Questa settimana sono andato nel bel cinema di Narni intitolato a Mario Monicelli a vedere il film di Andrea Segre “Berlinguer – La grande ambizione”. Lo storico segretario del Pci viene descritto molto bene, soprattutto nella fase di allontanamento del Pci dall’Unione sovietica di Leonid Breznev e in quella di avvicinamento alla Dc di Aldo Moro. Il film termina con l’uccisione dello statista democristiano per mano delle Br e nulla dice su altri fatti importanti che pure videro protagonista il leader comunista, la battaglia per la scala mobile e l’apparizione di Berlinguer ai cancelli della Fiat nel corso della vertenza del 1980. Ma proprio questa carenza mi ha fatto tornare in mente i momenti difficili che il paese visse in queste due occasioni.
Allora lavoravo a Il Sole 24 ore e mi occupavo dei temi del lavoro e, naturalmente, in quelle settimane ero totalmente occupato a seguire la vertenza Fiat. Non ero a Torino in quel 26 settembre ma seppi nei particolari cosa accadde quella mattina. Molti dissero, e hanno continuato a dirlo, che Berlinguer nei fatti spronò in quell’occasione i lavoratori della Fiat a occupare lo stabilimento di Mirafiori. In realtà non andò assolutamente così.
Ma occorre partire dalla vertenza difficile che si stava consumando. La Fiat, in grandi difficoltà dopo un decennio complesso, attraversato da grandi vertenze operaie partite dall’autunno caldo del 1969, aveva deciso di licenziare 15mila persone, considerate in sovrappiù. Il sindacato naturalmente si oppose e si avviò un negoziato che si rivelò subito molto difficile, soprattutto per un sindacato che veniva da un decennio nel quale vinceva tutte le battaglie, a volte senza doverle nemmeno combattere. La vertenza non procedeva e fu così che si arrivò al blocco dei cancelli di Mirafiori, il grande stabilimento Fiat a Torino. Non entrava e non usciva più nessuno. Il fermo durò per 35 giorni, lunghi e pesanti per chi li visse sulla propria pelle.

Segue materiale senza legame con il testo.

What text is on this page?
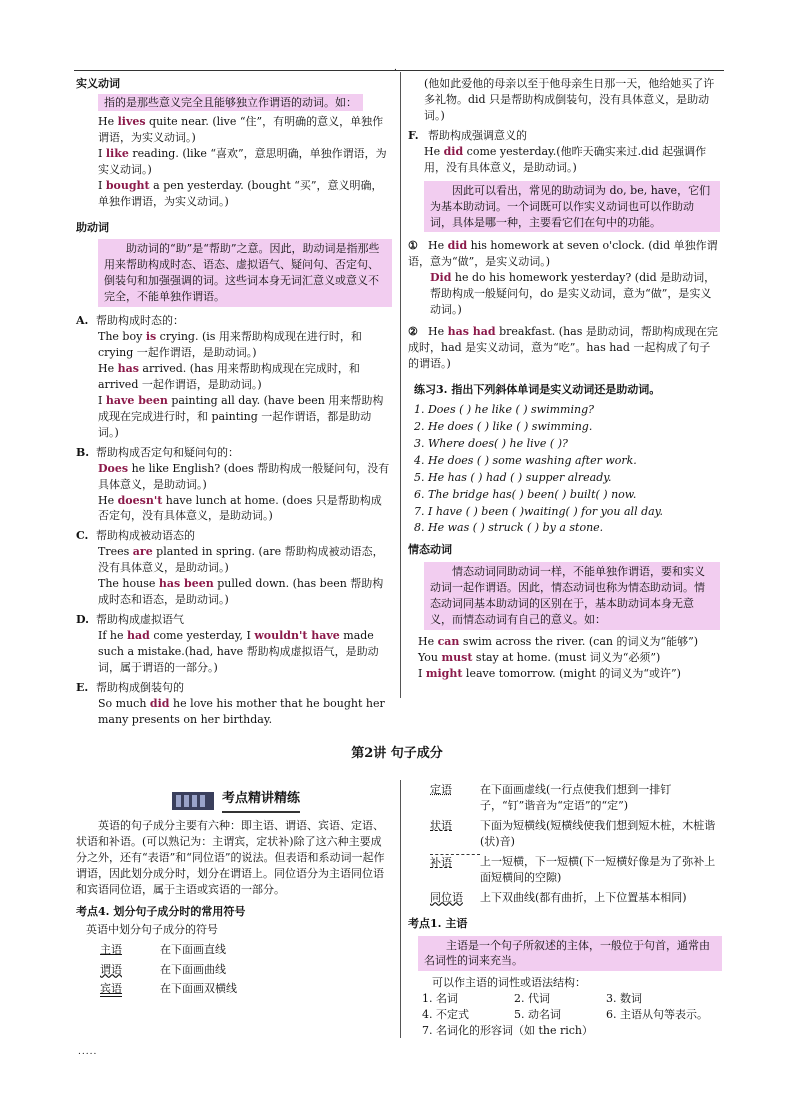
.

实义动词

指的是那些意义完全且能够独立作谓语的动词。如：
He lives quite near. (live “住”，有明确的意义，单独作谓语，为实义动词。)
I like reading. (like “喜欢”，意思明确，单独作谓语，为实义动词。)
I bought a pen yesterday. (bought “买”，意义明确，单独作谓语，为实义动词。)

助动词

助动词的“助”是“帮助”之意。因此，助动词是指那些用来帮助构成时态、语态、虚拟语气、疑问句、否定句、倒装句和加强强调的词。这些词本身无词汇意义或意义不完全，不能单独作谓语。
A. 帮助构成时态的：
The boy is crying. (is 用来帮助构成现在进行时，和 crying 一起作谓语，是助动词。)
He has arrived. (has 用来帮助构成现在完成时，和 arrived 一起作谓语，是助动词。)
I have been painting all day. (have been 用来帮助构成现在完成进行时，和 painting 一起作谓语，都是助动词。)
B. 帮助构成否定句和疑问句的：
Does he like English? (does 帮助构成一般疑问句，没有具体意义，是助动词。)
He doesn't have lunch at home. (does 只是帮助构成否定句，没有具体意义，是助动词。)
C. 帮助构成被动语态的
Trees are planted in spring. (are 帮助构成被动语态，没有具体意义，是助动词。)
The house has been pulled down. (has been 帮助构成时态和语态，是助动词。)
D. 帮助构成虚拟语气
If he had come yesterday, I wouldn't have made such a mistake.(had, have 帮助构成虚拟语气，是助动词，属于谓语的一部分。)
E. 帮助构成倒装句的
So much did he love his mother that he bought her many presents on her birthday.
(他如此爱他的母亲以至于他母亲生日那一天，他给她买了许多礼物。did 只是帮助构成倒装句，没有具体意义，是助动词。)
F. 帮助构成强调意义的
He did come yesterday.(他昨天确实来过.did 起强调作用，没有具体意义，是助动词。)
因此可以看出，常见的助动词为 do, be, have，它们为基本助动词。一个词既可以作实义动词也可以作助动词，具体是哪一种，主要看它们在句中的功能。
① He did his homework at seven o'clock. (did 单独作谓语，意为“做”，是实义动词。)
Did he do his homework yesterday? (did 是助动词，帮助构成一般疑问句，do 是实义动词，意为“做”，是实义动词。)
② He has had breakfast. (has 是助动词，帮助构成现在完成时，had 是实义动词，意为“吃”。has had 一起构成了句子的谓语。)
练习3. 指出下列斜体单词是实义动词还是助动词。
1. Does ( ) he like ( ) swimming?
2. He does ( ) like ( ) swimming.
3. Where does( ) he live ( )?
4. He does ( ) some washing after work.
5. He has ( ) had ( ) supper already.
6. The bridge has( ) been( ) built( ) now.
7. I have ( ) been ( )waiting( ) for you all day.
8. He was ( ) struck ( ) by a stone.

情态动词

情态动词同助动词一样，不能单独作谓语，要和实义动词一起作谓语。因此，情态动词也称为情态助动词。情态动词同基本助动词的区别在于，基本助动词本身无意义，而情态动词有自己的意义。如：
He can swim across the river. (can 的词义为“能够”)
You must stay at home. (must 词义为“必须”)
I might leave tomorrow. (might 的词义为“或许”)
第2讲 句子成分
考点精讲精练
英语的句子成分主要有六种：即主语、谓语、宾语、定语、状语和补语。(可以熟记为：主谓宾，定状补)除了这六种主要成分之外，还有“表语”和“同位语”的说法。但表语和系动词一起作谓语，因此划分成分时，划分在谓语上。同位语分为主语同位语和宾语同位语，属于主语或宾语的一部分。
考点4. 划分句子成分时的常用符号
英语中划分句子成分的符号
主语	在下面画直线
谓语	在下面画曲线
宾语	在下面画双横线
定语	在下面画虚线(一行点使我们想到一排钉子，“钉”谐音为“定语”的“定”)
状语	下面为短横线(短横线使我们想到短木桩，木桩谐(状)音)
补语	上一短横，下一短横(下一短横好像是为了弥补上面短横间的空隙)
同位语	上下双曲线(都有曲折，上下位置基本相同)
考点1. 主语
主语是一个句子所叙述的主体，一般位于句首，通常由名词性的词来充当。
可以作主语的词性或语法结构：
1. 名词	2. 代词	3. 数词
4. 不定式	5. 动名词	6. 主语从句等表示。
7. 名词化的形容词（如 the rich）
.....
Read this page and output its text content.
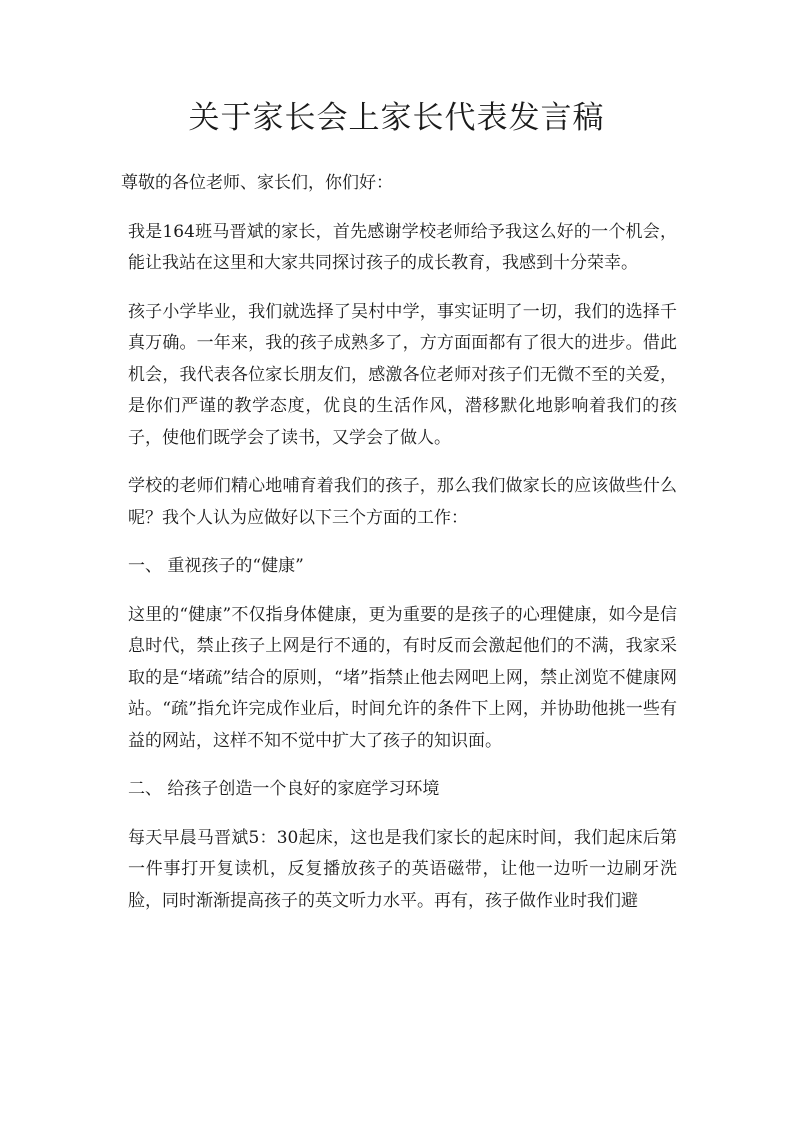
关于家长会上家长代表发言稿

尊敬的各位老师、家长们，你们好：

我是164班马晋斌的家长，首先感谢学校老师给予我这么好的一个机会，能让我站在这里和大家共同探讨孩子的成长教育，我感到十分荣幸。

孩子小学毕业，我们就选择了吴村中学，事实证明了一切，我们的选择千真万确。一年来，我的孩子成熟多了，方方面面都有了很大的进步。借此机会，我代表各位家长朋友们，感激各位老师对孩子们无微不至的关爱，是你们严谨的教学态度，优良的生活作风，潜移默化地影响着我们的孩子，使他们既学会了读书，又学会了做人。

学校的老师们精心地哺育着我们的孩子，那么我们做家长的应该做些什么呢？我个人认为应做好以下三个方面的工作：

一、 重视孩子的“健康”

这里的“健康”不仅指身体健康，更为重要的是孩子的心理健康，如今是信息时代，禁止孩子上网是行不通的，有时反而会激起他们的不满，我家采取的是“堵疏”结合的原则，“堵”指禁止他去网吧上网，禁止浏览不健康网站。“疏”指允许完成作业后，时间允许的条件下上网，并协助他挑一些有益的网站，这样不知不觉中扩大了孩子的知识面。

二、 给孩子创造一个良好的家庭学习环境

每天早晨马晋斌5：30起床，这也是我们家长的起床时间，我们起床后第一件事打开复读机，反复播放孩子的英语磁带，让他一边听一边刷牙洗脸，同时渐渐提高孩子的英文听力水平。再有，孩子做作业时我们避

In questa situazione, politicamente molto tesa, tante personalità si recarono ai cancelli di Mirafiori per portare la loro solidarietà ai lavoratori in lotta. Tra questi, naturalmente, anche il segretario del Pci. Partito che, il film lo ricorda più volte, si considerava ed era nei fatti, il partito dei lavoratori. Come era abitudine, tenne un discorso. Nulla di fondamentale, non disse cose particolarmente forti. Ma a un certo punto un delegato della Fim Cisl gli pose una domanda. Questo delegato, Domenico Liberato Norcia, non era uno dei tanti sindacalisti dello stabilimento torinese. Era stato un protagonista dell’autunno caldo, tanto è vero che pubblicò qualche anno dopo un piccolo libro, intitolato “Io garantito”, scritto con la collaborazione di un segretario nazionale Fim, Fausto Tortora, nel quale espose le ragioni e le motivazioni che avevano spinto lui e i suoi compagni a dar vita all’autunno caldo.
Norcia in quella mattinata del 26 settembre subito dopo il discorso del leader comuinista si rivolse a Berlinguer e gli chiese. “Segretario, ma se noi occupiamo la Fiat, il Pci sarà con noi”? Berlinguer, che pure era avvezzo ai momenti delicati, si trovò forse in difficoltà, proprio perché non voleva passare per un barricadiero. Esitò, poi fu esplicito. “Se voi lavoratori occupate la Mirafiori, il Pci non vi lascerà soli”. E scoppiò così una grande polemica, con tutti i benpensanti che lo accusarono di aver spinto i lavoratori alla rivolta, di alimentare lo scontro sociale in un momento già molto teso. La polemica fu durissima, ma il segretario del Pci era stato molto accorto nel dosare le parole, come del resto faceva sempre e in occasioni ben più difficili e complesse. La responsabilità della decisione, disse in pratica, è vostra, dei lavoratori, siete voi che dovete decidere cosa fare. Il partito dei lavoratori non potrà lasciarvi soli.
Non ci fu verso, quella era la vulgata che andava per la maggiore e nulla avrebbe potuto cambiare quella versione “ufficiale”. Non era quella la verità, ma la ragione politica fu più forte. Mi sarebbe piaciuto se il film di Segre avesse raccontato questa piccola verità.